Isaías 39:7
De tus hijos que hubieren salido de ti, y que engendraste, tomarán, y serán eunucos en el palacio del rey de Babilonia.
Referencia cruzada
Isaías 56:3 revierte la maldición: los eunucos ya no son excluidos sino que se les promete un lugar, contrastando con el destino de los hijos de Ezequías.
Daniel 1:2-7 narra que Daniel y sus amigos, probablemente de la familia real, fueron llevados a servir en el palacio de Babilonia, cumpliendo la profecía sobre los eunucos allí.

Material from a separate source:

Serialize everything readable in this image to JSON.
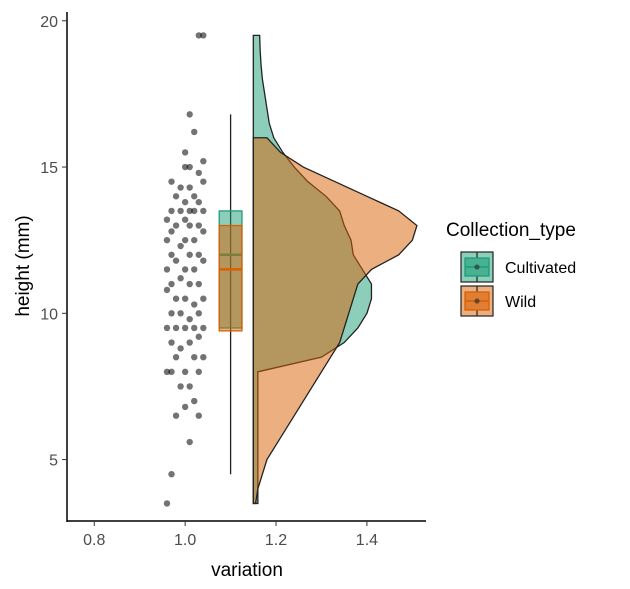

Jeremías 25:9 expande el mismo juicio babilónico, con Dios usando a Nabucodonosor para destruir a Judá, cumpliendo la amenaza de exilio.
Daniel 1:3 registra el cumplimiento literal: oficiales babilonios toman a la realeza y eunucos de Israel, como se profetizó aquí.
2 Reyes 24:12 registra la captura de Joaquín, descendiente de Ezequías, un cumplimiento parcial de la profecía de que sus hijos serán llevados a Babilonia.
Habacuc 1:6 identifica a los caldeos como instrumento de Dios, la misma nación que llevará a los hijos de Ezequías al exilio.
Mateo 19:12 menciona eunucos 'hechos por los hombres', haciendo eco del estado forzado de eunuco de los hijos de Ezequías, pero usado para una nueva enseñanza.
Miqueas 1:16 llama a lamentarse mientras los hijos van al exilio, coincidiendo con el destino de los descendientes de Ezequías llevados a Babilonia.
Sofonías 1:8 advierte sobre el castigo a los hijos del rey, paralelamente al juicio sobre la descendencia de Ezequías.